Wie wer­den wir nach solch sonn­täg­li­cher Einkaufs-Glückseligkeit am Mon­tag mit Elan in die neue Woche star­ten! Aus­ge­ruht, see­lisch gestärkt, die sozia­len Kon­takte ver­tieft, den Kopf gelüf­tet? Dumm nur: das Porte­mon­naie ist dünn gewor­den. Macht nichts; wir haben ja für die ganze Woche ein­ge­kauft und müs­sen bis zum nächs­ten Sonn­tag kaum noch etwas im Quar­tier oder im Dorf pos­ten.

 

Dort wird wohl dem einen oder ande­ren Geschäft der Umsatz feh­len und der Schnauf aus­ge­hen.

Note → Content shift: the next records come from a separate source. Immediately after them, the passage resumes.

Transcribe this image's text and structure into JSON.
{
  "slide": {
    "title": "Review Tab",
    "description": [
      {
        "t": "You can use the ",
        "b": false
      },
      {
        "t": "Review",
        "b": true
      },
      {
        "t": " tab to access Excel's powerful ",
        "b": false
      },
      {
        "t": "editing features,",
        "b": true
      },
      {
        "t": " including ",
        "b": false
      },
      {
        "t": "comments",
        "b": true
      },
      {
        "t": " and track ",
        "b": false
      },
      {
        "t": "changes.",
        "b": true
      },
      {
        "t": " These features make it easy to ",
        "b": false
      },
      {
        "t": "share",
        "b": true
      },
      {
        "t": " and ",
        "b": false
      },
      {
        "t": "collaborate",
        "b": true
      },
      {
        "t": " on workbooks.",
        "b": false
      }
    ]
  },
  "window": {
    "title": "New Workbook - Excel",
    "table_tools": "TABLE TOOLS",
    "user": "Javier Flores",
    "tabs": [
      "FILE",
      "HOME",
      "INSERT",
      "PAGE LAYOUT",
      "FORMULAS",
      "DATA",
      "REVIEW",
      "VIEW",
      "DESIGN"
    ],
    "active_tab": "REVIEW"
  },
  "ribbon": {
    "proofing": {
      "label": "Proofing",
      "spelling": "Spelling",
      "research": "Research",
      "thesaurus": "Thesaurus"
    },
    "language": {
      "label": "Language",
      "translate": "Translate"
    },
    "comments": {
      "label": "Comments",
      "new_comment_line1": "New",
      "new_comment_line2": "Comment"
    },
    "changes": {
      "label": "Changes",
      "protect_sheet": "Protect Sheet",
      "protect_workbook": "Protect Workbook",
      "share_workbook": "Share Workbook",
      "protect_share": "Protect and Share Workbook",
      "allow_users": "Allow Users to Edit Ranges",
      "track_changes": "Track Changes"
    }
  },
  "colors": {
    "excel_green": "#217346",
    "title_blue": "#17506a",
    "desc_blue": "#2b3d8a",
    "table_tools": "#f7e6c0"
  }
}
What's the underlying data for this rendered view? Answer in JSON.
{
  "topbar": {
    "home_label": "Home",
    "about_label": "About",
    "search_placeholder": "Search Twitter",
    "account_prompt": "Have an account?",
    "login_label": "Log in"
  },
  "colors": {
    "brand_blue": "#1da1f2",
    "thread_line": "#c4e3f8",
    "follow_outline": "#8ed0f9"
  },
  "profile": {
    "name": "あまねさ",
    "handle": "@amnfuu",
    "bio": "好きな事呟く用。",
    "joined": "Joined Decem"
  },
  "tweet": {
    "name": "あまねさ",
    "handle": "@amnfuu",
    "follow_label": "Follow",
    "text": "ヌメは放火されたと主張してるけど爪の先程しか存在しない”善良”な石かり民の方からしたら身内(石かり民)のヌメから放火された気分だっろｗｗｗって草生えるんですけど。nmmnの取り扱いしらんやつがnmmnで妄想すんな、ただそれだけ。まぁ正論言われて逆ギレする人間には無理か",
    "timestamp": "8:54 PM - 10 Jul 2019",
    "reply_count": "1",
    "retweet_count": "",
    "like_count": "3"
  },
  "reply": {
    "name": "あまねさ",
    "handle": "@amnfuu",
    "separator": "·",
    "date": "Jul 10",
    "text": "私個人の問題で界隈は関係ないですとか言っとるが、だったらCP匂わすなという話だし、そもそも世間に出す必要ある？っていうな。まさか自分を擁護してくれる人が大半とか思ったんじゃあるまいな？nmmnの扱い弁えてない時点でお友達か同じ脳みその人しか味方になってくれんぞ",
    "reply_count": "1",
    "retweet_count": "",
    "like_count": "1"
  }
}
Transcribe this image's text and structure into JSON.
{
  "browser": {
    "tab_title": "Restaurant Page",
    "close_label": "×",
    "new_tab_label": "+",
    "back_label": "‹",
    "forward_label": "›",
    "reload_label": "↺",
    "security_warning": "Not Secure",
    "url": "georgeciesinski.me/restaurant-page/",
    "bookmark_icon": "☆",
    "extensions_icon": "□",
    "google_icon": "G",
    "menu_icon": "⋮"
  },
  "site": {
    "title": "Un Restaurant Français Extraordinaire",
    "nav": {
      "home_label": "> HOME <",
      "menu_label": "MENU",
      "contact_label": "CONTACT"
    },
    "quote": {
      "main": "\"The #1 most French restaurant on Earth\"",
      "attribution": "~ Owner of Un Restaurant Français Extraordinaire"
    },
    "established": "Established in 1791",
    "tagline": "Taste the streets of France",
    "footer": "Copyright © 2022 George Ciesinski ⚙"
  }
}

Macht auch nichts, am nächs­ten Sonn­tag geht's wie­der ins «Rail City». Und bald gibt's den Sonn­tags­ein­kauf noch näher: Die «gewöhn­li­chen» Ein­kaufs­zen­tren und Läden wer­den nicht zuse­hen wol­len, wie das Geld in die Bahn­höfe abwan­dert. Sie wer­den durch­set­zen, dass auch sie sonn­tags offen hal­ten kön­nen. Über­all und jeder­zeit.

 

Wir gehen herr­li­chen Zei­ten ent­ge­gen. Wirk­lich?